Safeguarding Officers have two key roles:

  • Being informed and aware of the league or club’s responsibilities when running baseball/softball activities for children and young people -- for example:
    • Ensuring that these responsibilities are well understood by others
    • Developing best practice processes
  • Helping league and club personnel understand their ‘duty of care’ towards children and young people -- for example:
    • Ensuring that all relevant people complete ‘Safeguarding Children’ training programmes
    • Making sure trips away are properly organised
    • Managing the administration of DBS checks

Safeguarding Officers are required for club teams and National Teams with youth players under the age of 18 (or for adult teams with 3 or more U18 players) 

Safeguarding Officers also play a vital link between clubs and BSUK.  A good Safeguarding Officer is someone who:

  • Always puts children’s welfare first
  • Is a good communicator
  • Has a common sense approach
  • Is willing to learn and seek advice
  • Is over the age of 18

Safeguarding Officers don't need to have a professional background in safeguarding children, but they do need to:

  • Have the interests of children at heart and the ability to maintain this perspective when dealing with situations that may arise
  • Attend BSUK’s Safeguarding Officer training (or have an equivalent qualification)
  • Have a BSUK DBS Enhanced Disclosure in place

More than one person can take on the role.
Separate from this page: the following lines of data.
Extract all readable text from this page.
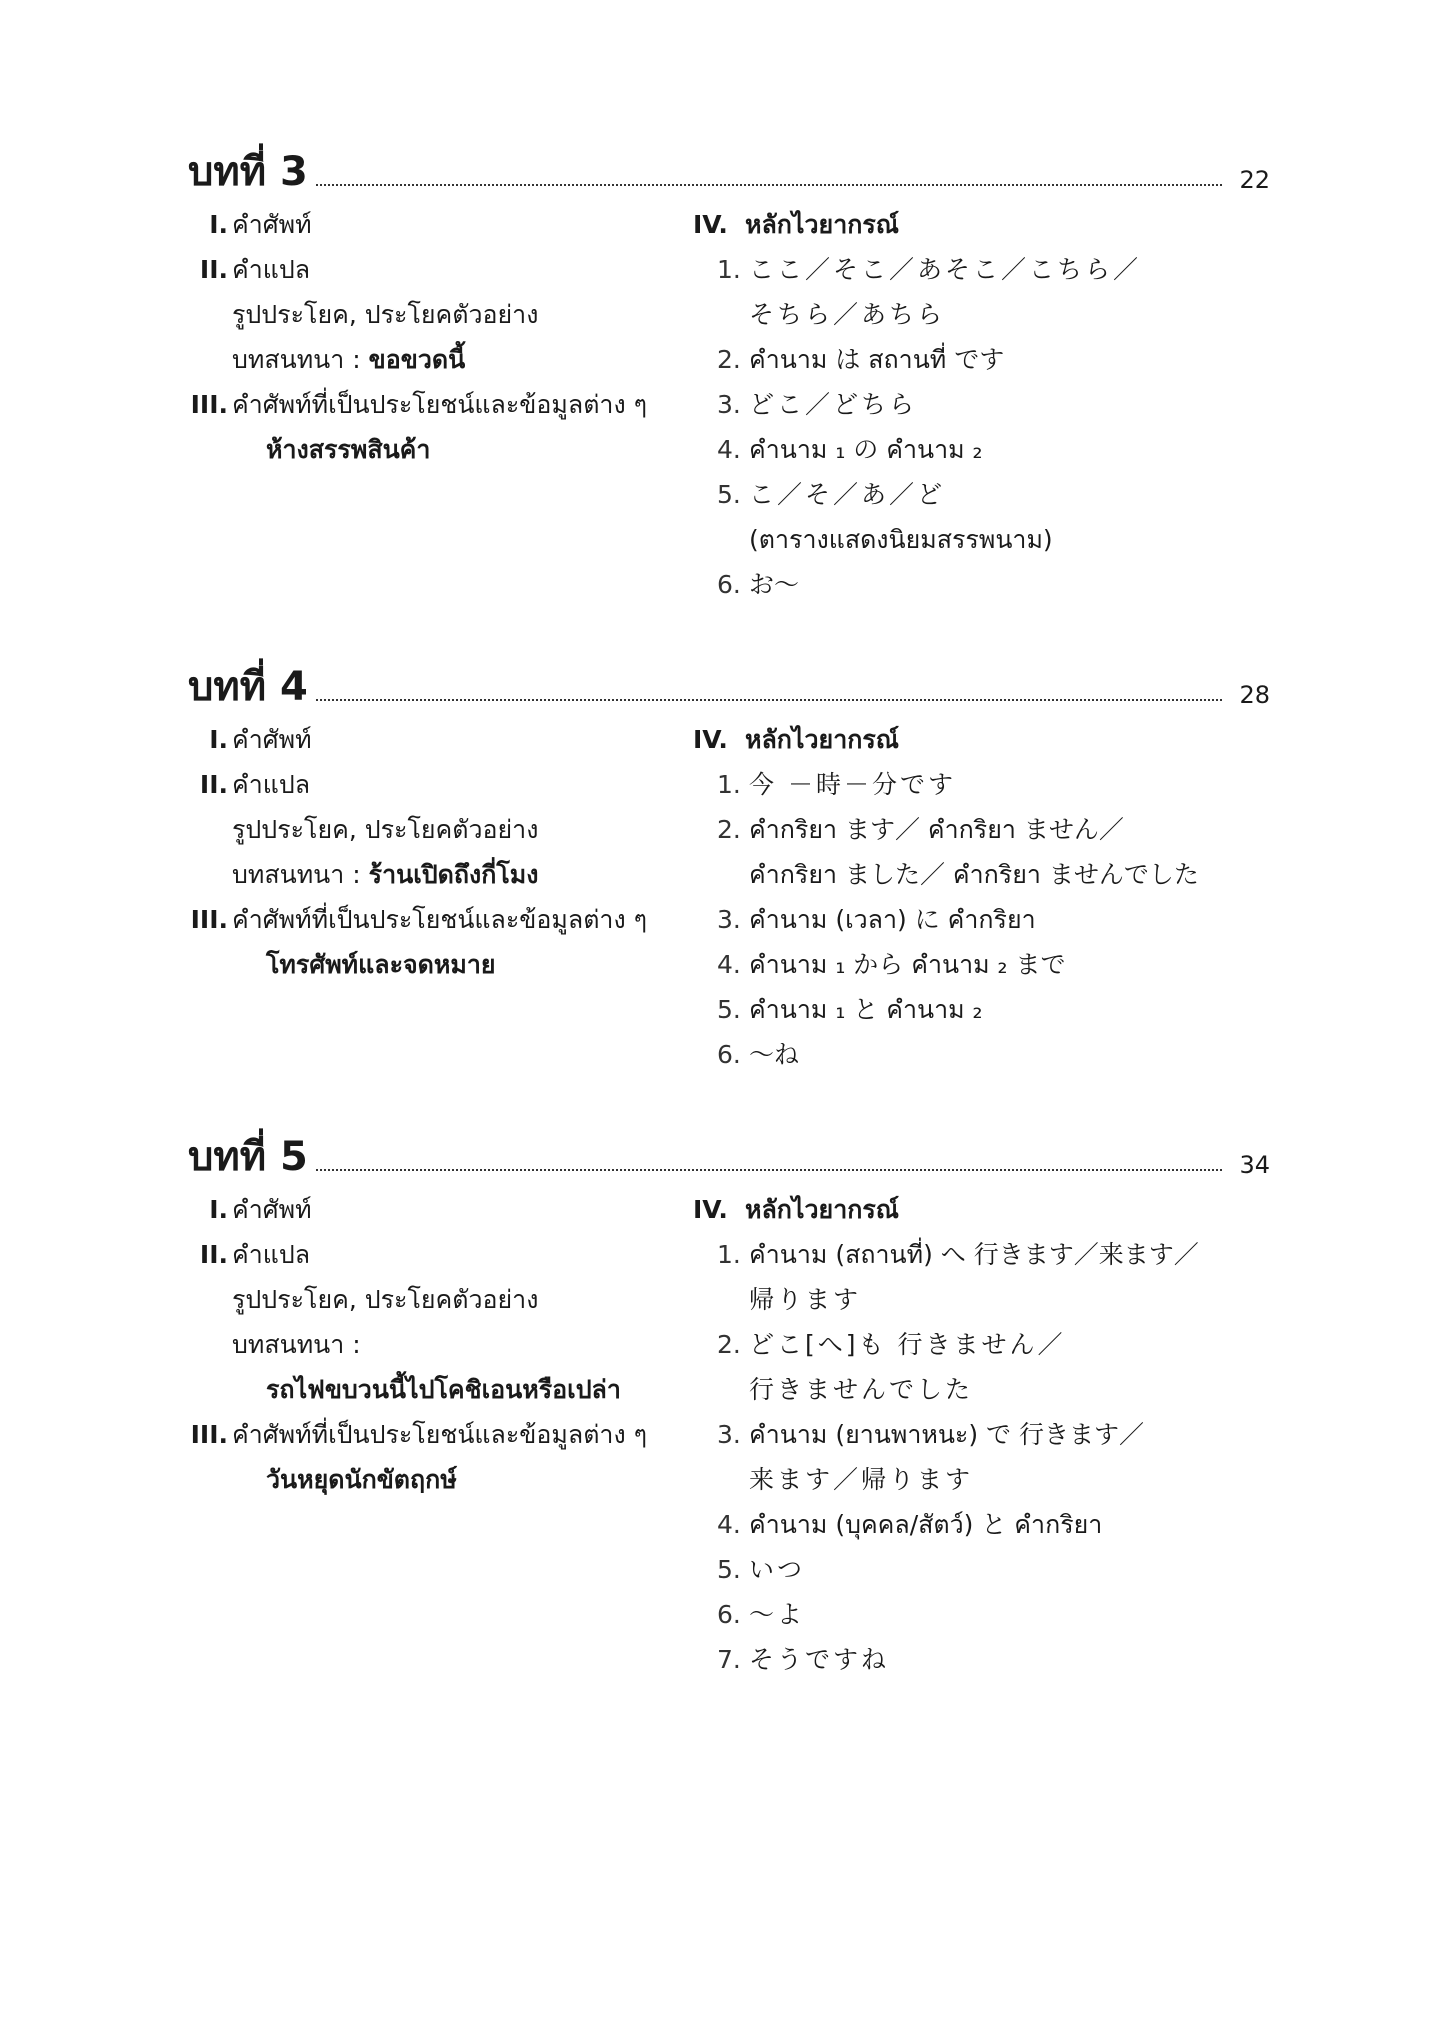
บทที่ 3	22
I. คำศัพท์
II. คำแปล
รูปประโยค, ประโยคตัวอย่าง
บทสนทนา : ขอขวดนี้
III. คำศัพท์ที่เป็นประโยชน์และข้อมูลต่าง ๆ
ห้างสรรพสินค้า
IV. หลักไวยากรณ์
1. ここ／そこ／あそこ／こちら／
そちら／あちら
2. คำนาม は สถานที่ です
3. どこ／どちら
4. คำนาม ₁ の คำนาม ₂
5. こ／そ／あ／ど
(ตารางแสดงนิยมสรรพนาม)
6. お～
บทที่ 4	28
I. คำศัพท์
II. คำแปล
รูปประโยค, ประโยคตัวอย่าง
บทสนทนา : ร้านเปิดถึงกี่โมง
III. คำศัพท์ที่เป็นประโยชน์และข้อมูลต่าง ๆ
โทรศัพท์และจดหมาย
IV. หลักไวยากรณ์
1. 今 －時－分です
2. คำกริยา ます／ คำกริยา ません／
คำกริยา ました／ คำกริยา ませんでした
3. คำนาม (เวลา) に คำกริยา
4. คำนาม ₁ から คำนาม ₂ まで
5. คำนาม ₁ と คำนาม ₂
6. ～ね
บทที่ 5	34
I. คำศัพท์
II. คำแปล
รูปประโยค, ประโยคตัวอย่าง
บทสนทนา :
รถไฟขบวนนี้ไปโคชิเอนหรือเปล่า
III. คำศัพท์ที่เป็นประโยชน์และข้อมูลต่าง ๆ
วันหยุดนักขัตฤกษ์
IV. หลักไวยากรณ์
1. คำนาม (สถานที่) へ 行きます／来ます／
帰ります
2. どこ[へ]も 行きません／
行きませんでした
3. คำนาม (ยานพาหนะ) で 行きます／
来ます／帰ります
4. คำนาม (บุคคล/สัตว์) と คำกริยา
5. いつ
6. ～よ
7. そうですね
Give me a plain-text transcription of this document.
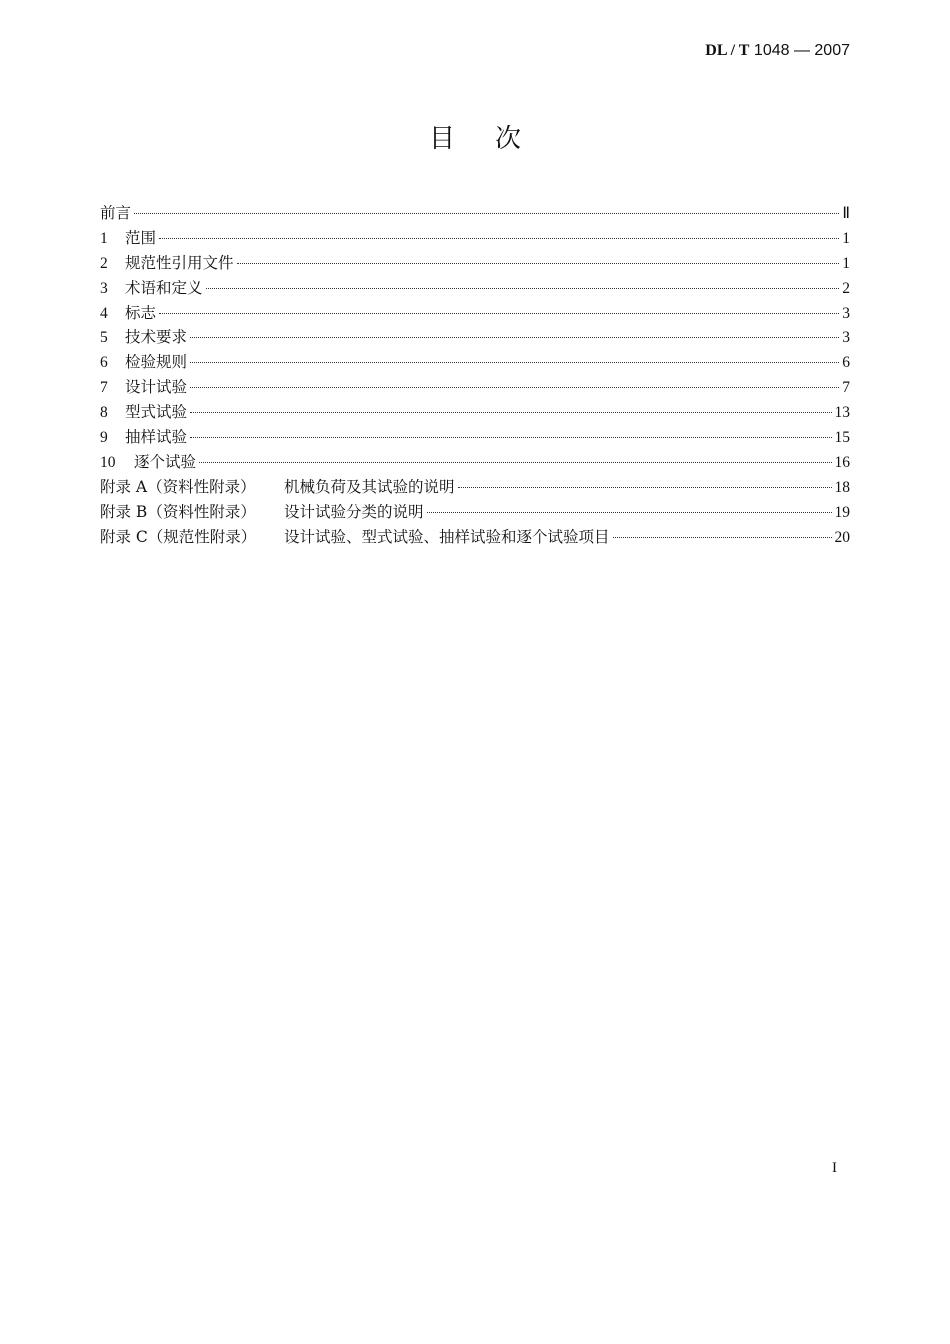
DL / T 1048 — 2007
目次
前言	Ⅱ
1 范围	1
2 规范性引用文件	1
3 术语和定义	2
4 标志	3
5 技术要求	3
6 检验规则	6
7 设计试验	7
8 型式试验	13
9 抽样试验	15
10 逐个试验	16
附录 A（资料性附录） 机械负荷及其试验的说明	18
附录 B（资料性附录） 设计试验分类的说明	19
附录 C（规范性附录） 设计试验、型式试验、抽样试验和逐个试验项目	20
I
It’s good to have a male and female Safeguarding Officer if you have both boys and girls on your teams.  However, BSUK only needs one named person concerned with safeguarding for its main database, so that we can communicate effectively through one person to every league and club.

To become a Safeguarding Officer, let your team or club know that you wish to do so.

They will notify BSUK, who will arrange for a DBS check to be completed and for the appropriate training to take place.

As a club Safeguarding Officer, how can you let everyone know who you are and what you’re doing?

It is best practice to hold an information evening/session at the start of each season, which is the ideal place for you to be introduced.  Arrange to meet with the club's coaches and team managers so they know who you are and can introduce you to their players over the coming weeks.  Find out when newsletters or other communications will be sent to parents/carers and use them to distribute safeguarding information.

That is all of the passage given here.